In Andrew's case, a good proportion of the cabinet would be jumping from 5-7 up to 60-80. Only a small proportion will be like him, jumping from 5-7 to 15-20 ... but should that small proportion stop the entire cabinet upgrade?

Remember too that the "done first" cabs were done commercially, where OR is free to choose.
Posted by WWWombat about 1 year ago
The biggest "hidden" issue that can turn cabinets non-viable, even large ones, is the cost of power.

Power companies pass on their "excess construction" charge too ... so if one cabinet supply causes a feed transformer to go out of spec, BT gets the bill for upgrading the whole transformer.

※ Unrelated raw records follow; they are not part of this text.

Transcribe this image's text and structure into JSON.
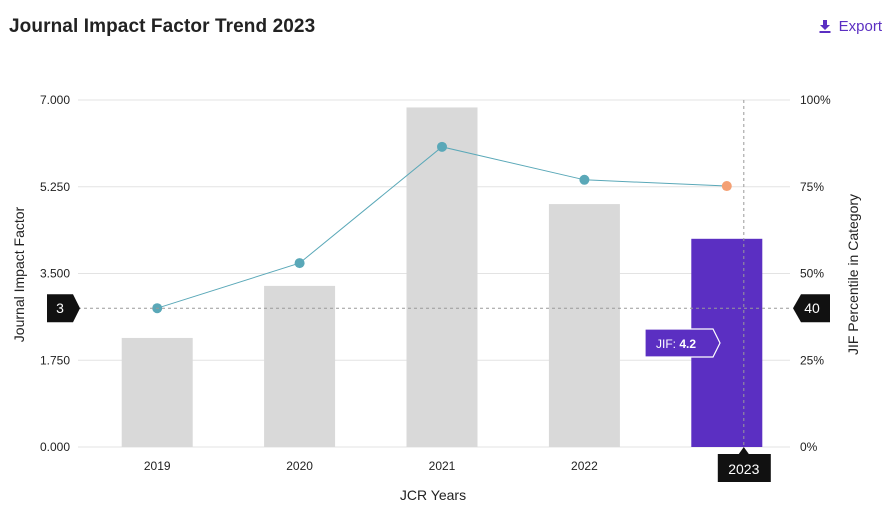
{
  "header": {
    "title": "Journal Impact Factor Trend 2023",
    "export_label": "Export",
    "export_icon": "download-icon"
  },
  "chart_data": {
    "type": "bar",
    "categories": [
      "2019",
      "2020",
      "2021",
      "2022",
      "2023"
    ],
    "series": [
      {
        "kind": "bar",
        "values": [
          2.2,
          3.25,
          6.85,
          4.9,
          4.2
        ]
      },
      {
        "kind": "line",
        "axis": "right",
        "values": [
          40,
          53,
          86.5,
          77,
          75.2
        ]
      }
    ],
    "highlight": {
      "category": "2023",
      "bar_color": "#5b2fc2",
      "point_color": "#f4a074"
    },
    "bar_color": "#d9d9d9",
    "line_color": "#5aa8b8",
    "xlabel": "JCR Years",
    "ylabel": "Journal Impact Factor",
    "y2label": "JIF Percentile in Category",
    "ylim": [
      0,
      7
    ],
    "y2lim": [
      0,
      100
    ],
    "yticks": [
      "0.000",
      "1.750",
      "3.500",
      "5.250",
      "7.000"
    ],
    "y2ticks": [
      "0%",
      "25%",
      "50%",
      "75%",
      "100%"
    ],
    "grid": true,
    "crosshair": {
      "y_value": 2.8,
      "left_badge": "3",
      "right_badge": "40",
      "x_badge": "2023"
    },
    "tooltip": {
      "label": "JIF: ",
      "value": "4.2"
    }
  }
}
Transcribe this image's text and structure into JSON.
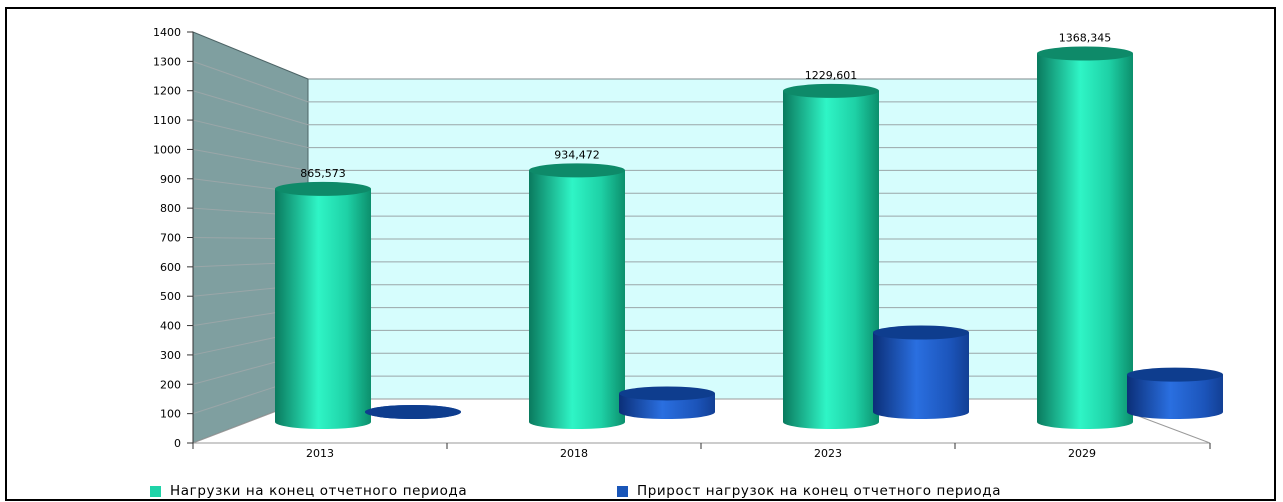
{
  "chart_data": {
    "type": "bar",
    "categories": [
      "2013",
      "2018",
      "2023",
      "2029"
    ],
    "series": [
      {
        "name": "Нагрузки на конец отчетного периода",
        "values": [
          865.573,
          934.472,
          1229.601,
          1368.345
        ],
        "labels": [
          "865,573",
          "934,472",
          "1229,601",
          "1368,345"
        ],
        "color": "#1fd3a8"
      },
      {
        "name": "Прирост нагрузок на конец отчетного периода",
        "values": [
          0,
          68.899,
          295.129,
          138.744
        ],
        "color": "#1a56b8"
      }
    ],
    "ylim": [
      0,
      1400
    ],
    "yticks": [
      0,
      100,
      200,
      300,
      400,
      500,
      600,
      700,
      800,
      900,
      1000,
      1100,
      1200,
      1300,
      1400
    ],
    "grid": true,
    "legend_position": "bottom",
    "colors": {
      "back_wall": "#d6fdfd",
      "side_wall": "#7f9fa0",
      "grid": "#9aa6a8"
    }
  }
}
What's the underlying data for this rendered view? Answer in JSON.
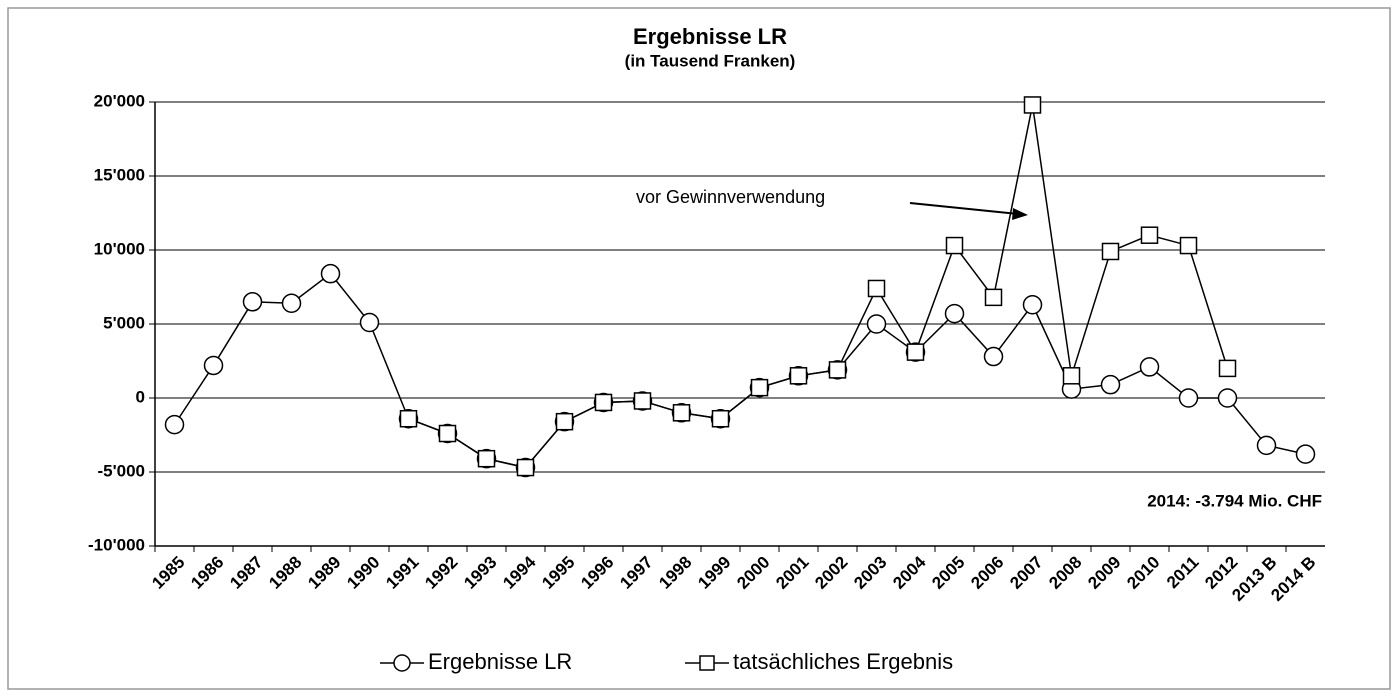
{
  "chart_data": {
    "type": "line",
    "title": "Ergebnisse LR",
    "subtitle": "(in Tausend Franken)",
    "annotations": [
      "vor  Gewinnverwendung",
      "2014: -3.794 Mio. CHF"
    ],
    "categories": [
      "1985",
      "1986",
      "1987",
      "1988",
      "1989",
      "1990",
      "1991",
      "1992",
      "1993",
      "1994",
      "1995",
      "1996",
      "1997",
      "1998",
      "1999",
      "2000",
      "2001",
      "2002",
      "2003",
      "2004",
      "2005",
      "2006",
      "2007",
      "2008",
      "2009",
      "2010",
      "2011",
      "2012",
      "2013 B",
      "2014 B"
    ],
    "series": [
      {
        "name": "Ergebnisse LR",
        "color": "#000000",
        "marker": "circle",
        "values": [
          -1800,
          2200,
          6500,
          6400,
          8400,
          5100,
          -1400,
          -2400,
          -4100,
          -4700,
          -1600,
          -300,
          -200,
          -1000,
          -1400,
          700,
          1500,
          1900,
          5000,
          3100,
          5700,
          2800,
          6300,
          600,
          900,
          2100,
          0,
          0,
          -3200,
          -3794
        ]
      },
      {
        "name": "tatsächliches Ergebnis",
        "color": "#000000",
        "marker": "square",
        "values": [
          null,
          null,
          null,
          null,
          null,
          null,
          -1400,
          -2400,
          -4100,
          -4700,
          -1600,
          -300,
          -200,
          -1000,
          -1400,
          700,
          1500,
          1900,
          7400,
          3100,
          10300,
          6800,
          19800,
          1500,
          9900,
          11000,
          10300,
          2000,
          null,
          null
        ]
      }
    ],
    "ylim": [
      -10000,
      20000
    ],
    "yticks": [
      {
        "value": -10000,
        "label": "-10'000"
      },
      {
        "value": -5000,
        "label": "-5'000"
      },
      0,
      {
        "value": 5000,
        "label": "5'000"
      },
      {
        "value": 10000,
        "label": "10'000"
      },
      {
        "value": 15000,
        "label": "15'000"
      },
      {
        "value": 20000,
        "label": "20'000"
      }
    ],
    "grid": true,
    "legend": "bottom"
  }
}
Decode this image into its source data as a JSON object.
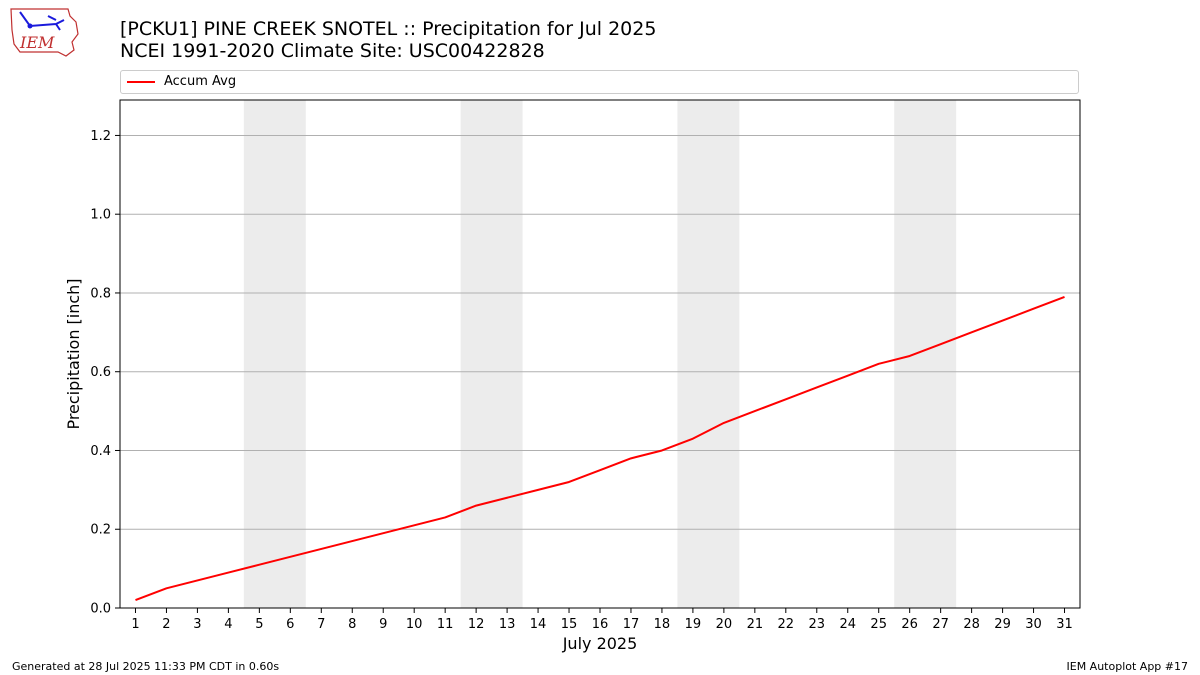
{
  "logo": {
    "text": "IEM"
  },
  "title_line1": "[PCKU1] PINE CREEK SNOTEL :: Precipitation for Jul 2025",
  "title_line2": "NCEI 1991-2020 Climate Site: USC00422828",
  "footer": {
    "left": "Generated at 28 Jul 2025 11:33 PM CDT in 0.60s",
    "right": "IEM Autoplot App #17"
  },
  "colors": {
    "line": "#ff0000",
    "weekend_band": "#ececec",
    "grid": "#b0b0b0"
  },
  "chart_data": {
    "type": "line",
    "xlabel": "July 2025",
    "ylabel": "Precipitation [inch]",
    "x": [
      1,
      2,
      3,
      4,
      5,
      6,
      7,
      8,
      9,
      10,
      11,
      12,
      13,
      14,
      15,
      16,
      17,
      18,
      19,
      20,
      21,
      22,
      23,
      24,
      25,
      26,
      27,
      28,
      29,
      30,
      31
    ],
    "xlim": [
      0.5,
      31.5
    ],
    "ylim": [
      0,
      1.29
    ],
    "yticks": [
      0.0,
      0.2,
      0.4,
      0.6,
      0.8,
      1.0,
      1.2
    ],
    "ytick_labels": [
      "0.0",
      "0.2",
      "0.4",
      "0.6",
      "0.8",
      "1.0",
      "1.2"
    ],
    "grid": "horizontal",
    "legend": "top",
    "shaded_days": [
      [
        5,
        6
      ],
      [
        12,
        13
      ],
      [
        19,
        20
      ],
      [
        26,
        27
      ]
    ],
    "series": [
      {
        "name": "Accum Avg",
        "color": "#ff0000",
        "values": [
          0.02,
          0.05,
          0.07,
          0.09,
          0.11,
          0.13,
          0.15,
          0.17,
          0.19,
          0.21,
          0.23,
          0.26,
          0.28,
          0.3,
          0.32,
          0.35,
          0.38,
          0.4,
          0.43,
          0.47,
          0.5,
          0.53,
          0.56,
          0.59,
          0.62,
          0.64,
          0.67,
          0.7,
          0.73,
          0.76,
          0.79
        ]
      }
    ]
  }
}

3 cabinets in the middle of Skipton were due to fall out of the commercial programme because of this: £95k for power for the three of them, instead of the regular £3k.
Posted by ericpickering about 1 year ago
I have been connected to a cabinet and been told that I can now get Superfast broadband but this is not so. When I got connected I was told that I was too far from the cabinet and was then left without any sort of connection for a five weeks!
As far as I can tell this is just another con to squeeze money out of a naive government who don't know the difference between being connected and actually getting a signal.
Posted by rkimber about 1 year ago
80% of what? Individuals? I find that hard to believe. Where I live (Lampeter) they brought "superfast" broadband to the centre of the village but then went away, ignoring those of us on the edge.
Posted by BREWERDAVE about 1 year ago
I know I'm joining this debate late -but have to agree about the comment made earlier re ADSL2+.
I (AND I suspect, most of my "village" south of Cardiff) get 16Mb on ADSL2+, YET all the cabs have now been enabled for FTTC - can't help wondering what the take up is !Should the BDUK money have been spent elsewhere ???